Single sign on (SSO) is an authentication method where accessing different systems and applications uses a single set of credentials, that credential is able to be used by each system querying a central system (Authentication service) to provide the user access to a service or system. This is different from a Password manager or “Screen Scraping” where a user name and password is “replayed” into the session.
An example of Single Sign on is your Facebook or Google Account being used to connect you to third party platforms and services as happens with games and services today. The Third party system/service you requested access to does not ever know your Facebook or Google password – instead a token is provided to the third party platform with the assertion that you are who you say you are because the authenticator (Facebook or Google) trusts you.
The protocols that you may see used with Single Sign On are: OAuth, SAML or OpenID which all provide broadly the same functions.
Benefit: Single Sign On (SSO) reduces password complexity, reducing password complexity helps stop users from sticking their passwords on their monitors. SSO also is a first step toward being able to audit the: Who, What and When of user access to corporate systems and data.
Note: When an older/or not supported platform is connected to “Single Sign On” services there is often a go between process of “Screen Scraping” or text entry occurring using a client based tool and this is often called: “Simplified Sign On”
How does Single Sign On stop me being hacked?

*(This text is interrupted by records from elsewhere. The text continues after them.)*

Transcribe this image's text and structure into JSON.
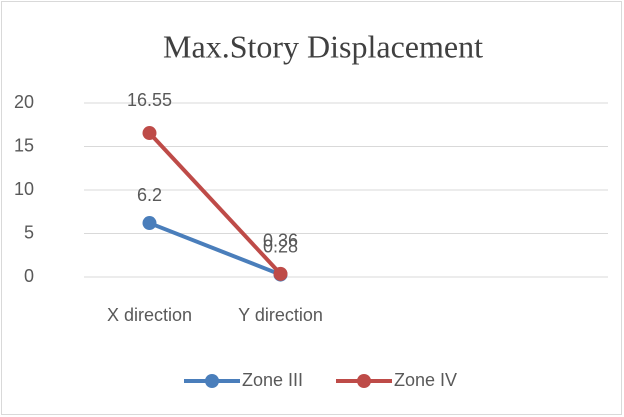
{
  "chart_data": {
    "type": "line",
    "title": "Max.Story Displacement",
    "categories": [
      "X direction",
      "Y direction",
      null,
      null
    ],
    "series": [
      {
        "name": "Zone III",
        "color": "#4a7ebb",
        "values": [
          6.2,
          0.28,
          null,
          null
        ]
      },
      {
        "name": "Zone IV",
        "color": "#be4b48",
        "values": [
          16.55,
          0.36,
          null,
          null
        ]
      }
    ],
    "ylim": [
      0,
      20
    ],
    "yticks": [
      0,
      5,
      10,
      15,
      20
    ],
    "grid": true,
    "legend": "bottom"
  }
}
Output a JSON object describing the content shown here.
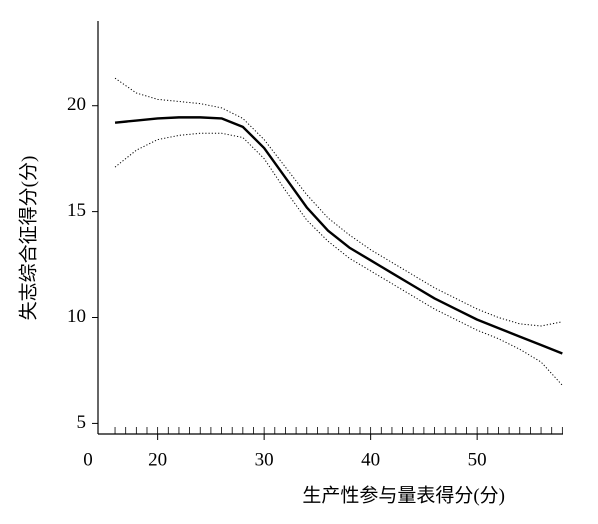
{
  "chart_data": {
    "type": "line",
    "x_label": "生产性参与量表得分(分)",
    "y_label": "失志综合征得分(分)",
    "origin_label": "0",
    "x": [
      16,
      18,
      20,
      22,
      24,
      26,
      28,
      30,
      32,
      34,
      36,
      38,
      40,
      42,
      44,
      46,
      48,
      50,
      52,
      54,
      56,
      58
    ],
    "series": [
      {
        "color": "#000000",
        "style": "solid",
        "values": [
          19.2,
          19.3,
          19.4,
          19.45,
          19.45,
          19.4,
          19.0,
          18.0,
          16.6,
          15.2,
          14.1,
          13.3,
          12.7,
          12.1,
          11.5,
          10.9,
          10.4,
          9.9,
          9.5,
          9.1,
          8.7,
          8.3
        ]
      },
      {
        "color": "#000000",
        "style": "dotted",
        "values": [
          21.3,
          20.6,
          20.3,
          20.2,
          20.1,
          19.9,
          19.4,
          18.4,
          17.1,
          15.8,
          14.7,
          13.9,
          13.2,
          12.6,
          12.0,
          11.4,
          10.9,
          10.4,
          10.0,
          9.7,
          9.6,
          9.8
        ]
      },
      {
        "color": "#000000",
        "style": "dotted",
        "values": [
          17.1,
          17.9,
          18.4,
          18.6,
          18.7,
          18.7,
          18.5,
          17.5,
          16.0,
          14.6,
          13.6,
          12.8,
          12.2,
          11.6,
          11.0,
          10.4,
          9.9,
          9.4,
          9.0,
          8.5,
          7.9,
          6.8
        ]
      }
    ],
    "rug": [
      16,
      17,
      18,
      19,
      20,
      21,
      22,
      23,
      24,
      25,
      26,
      27,
      28,
      29,
      30,
      31,
      32,
      33,
      34,
      35,
      36,
      37,
      38,
      39,
      40,
      41,
      42,
      43,
      44,
      45,
      46,
      47,
      48,
      49,
      50,
      51,
      52,
      53,
      54,
      55,
      56,
      57,
      58
    ],
    "xlim": [
      14.4,
      59
    ],
    "xticks": [
      20,
      30,
      40,
      50
    ],
    "ylim": [
      4.5,
      24
    ],
    "yticks": [
      5,
      10,
      15,
      20
    ],
    "grid": false
  }
}
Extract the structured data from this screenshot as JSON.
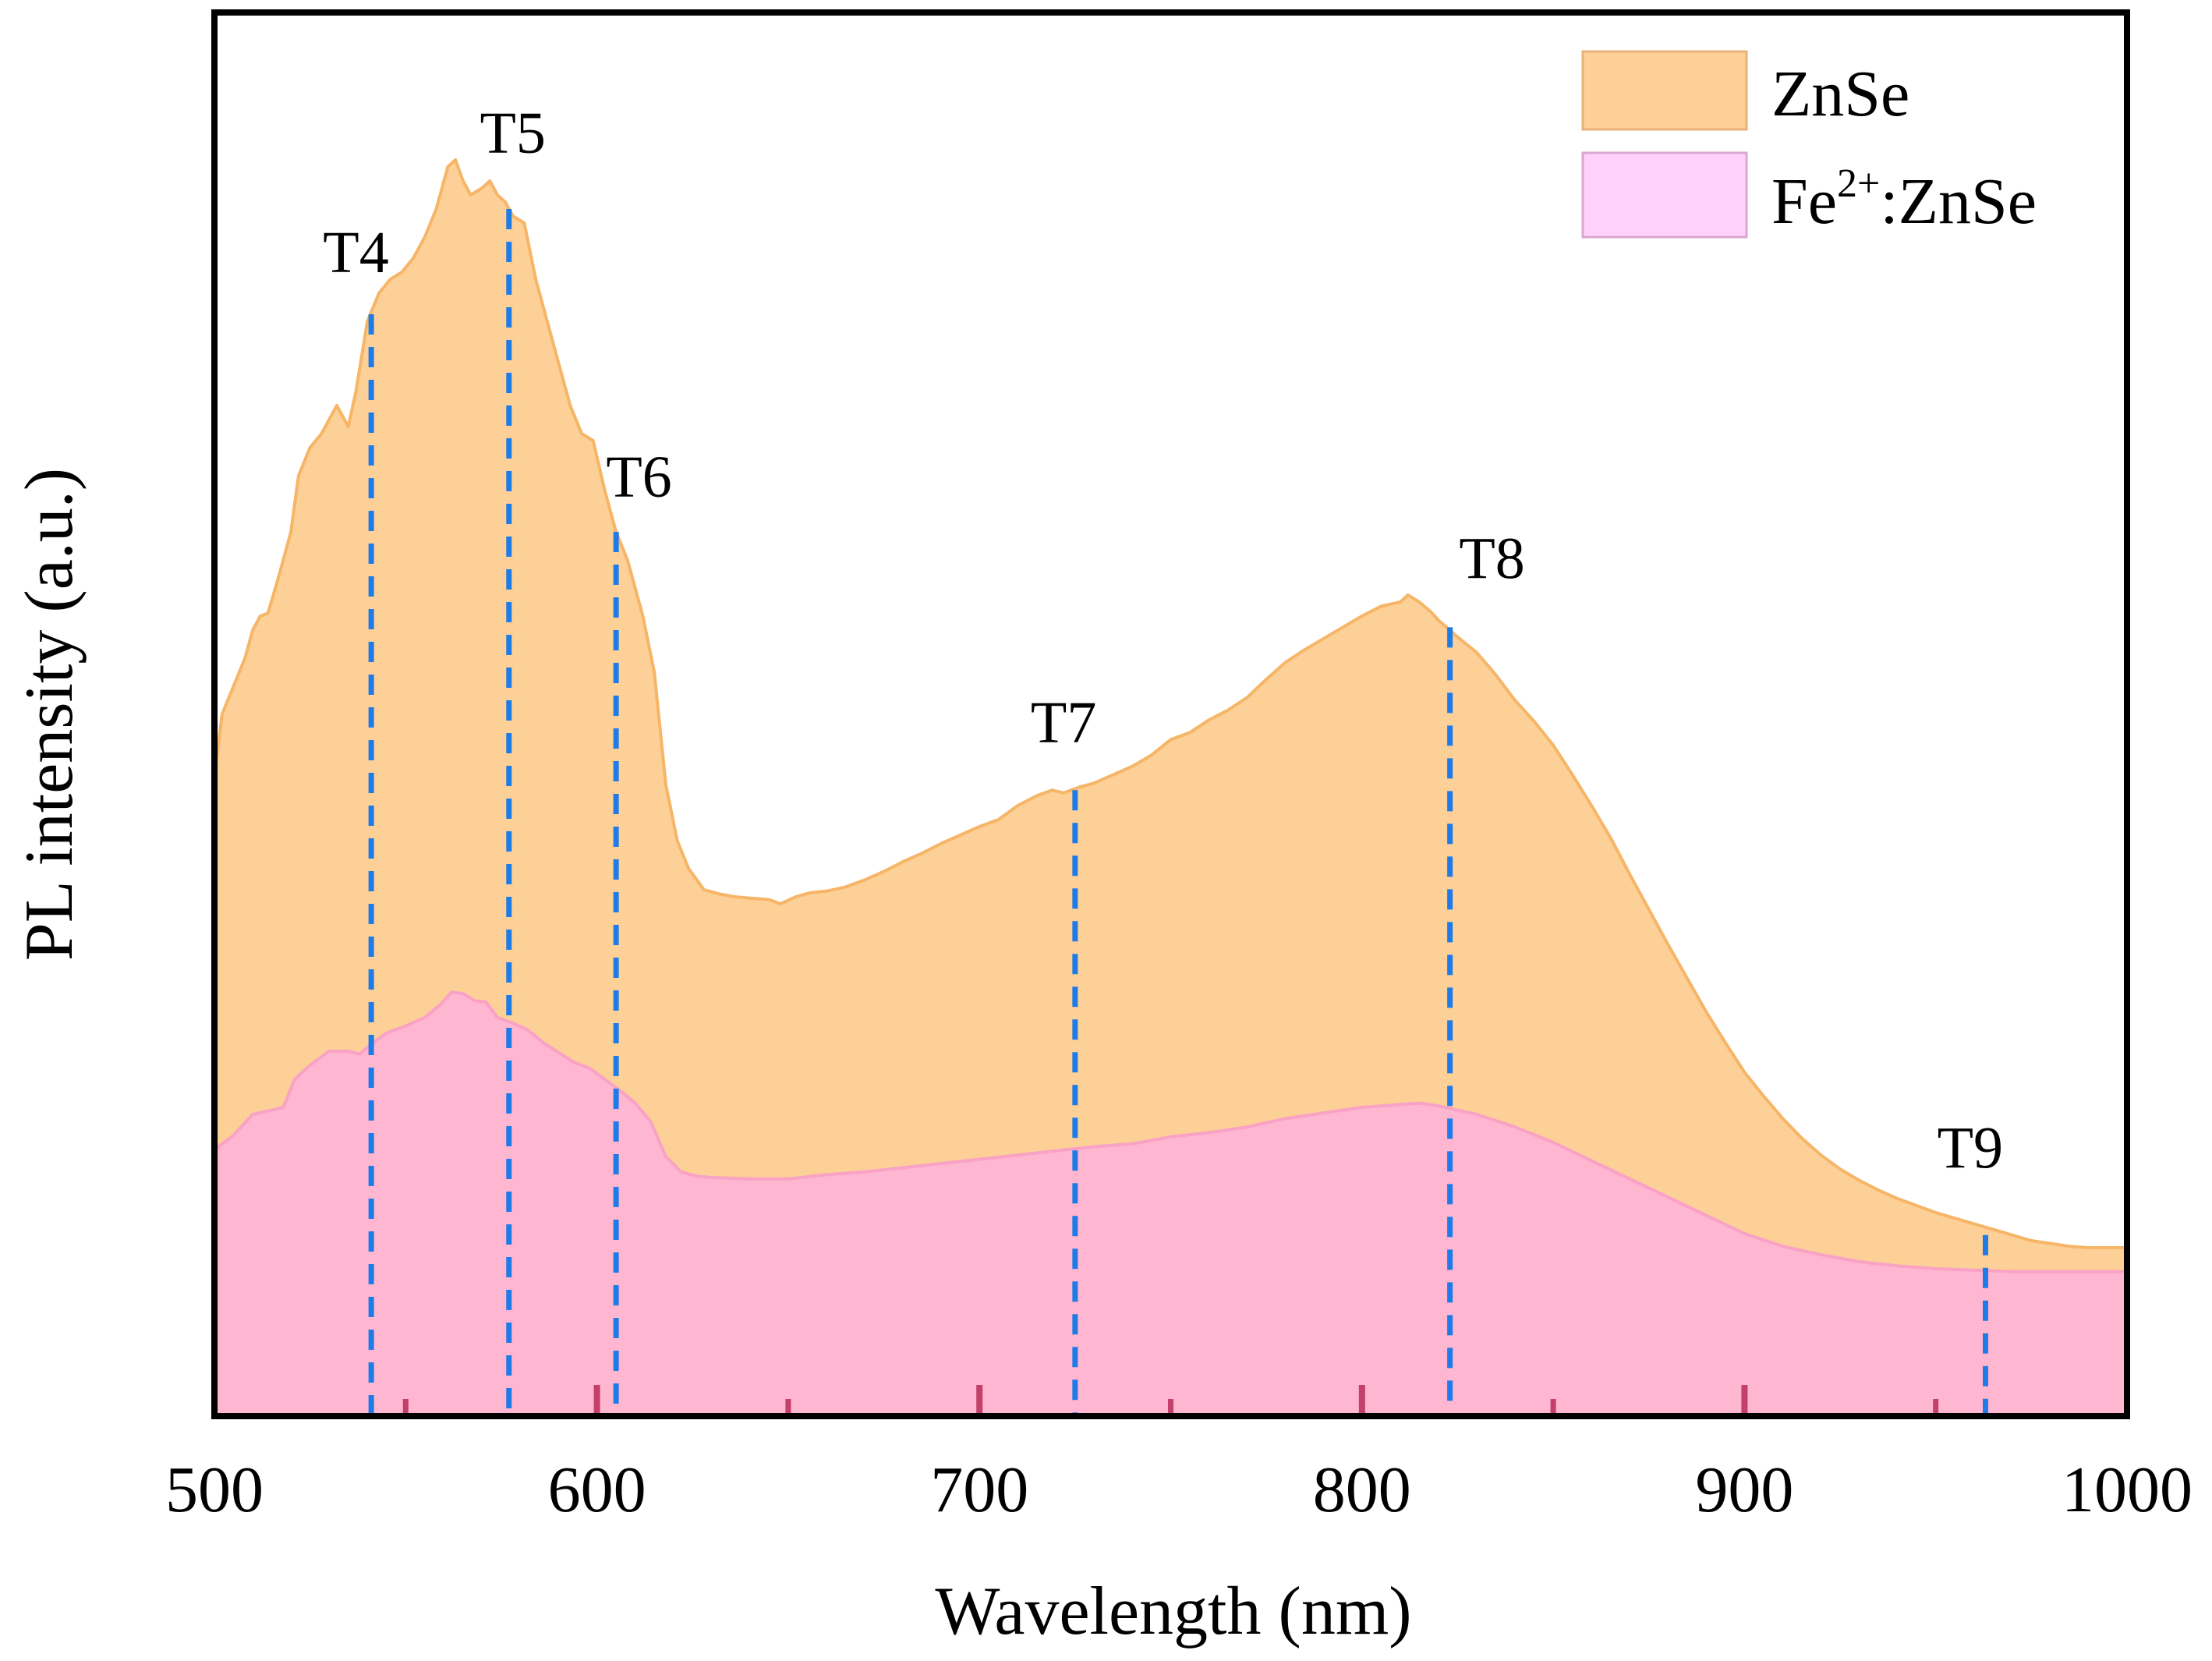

The benefits of Single Sign On are more indirect than direct benefit when referring to Cyber Security. Single Sign on has the following benefits from a Cyber maturity perspective:
- Managing credentials centrally is best practise whether using an Identity Management platform or manually managing your Directory service.
- Having a single credential ensures that auditing where a user has authenticated is easier to report on
- A single credential means a single password to remember, multiple passwords and out of sync password policies lead to issues with password security
- It is easier to include Multi factor authentication where the authenticator is a single plaform
- When decommissioning a user it is easier to completely deprovision when there is only one account to remove, as opposed to credentials being stored on individual machines.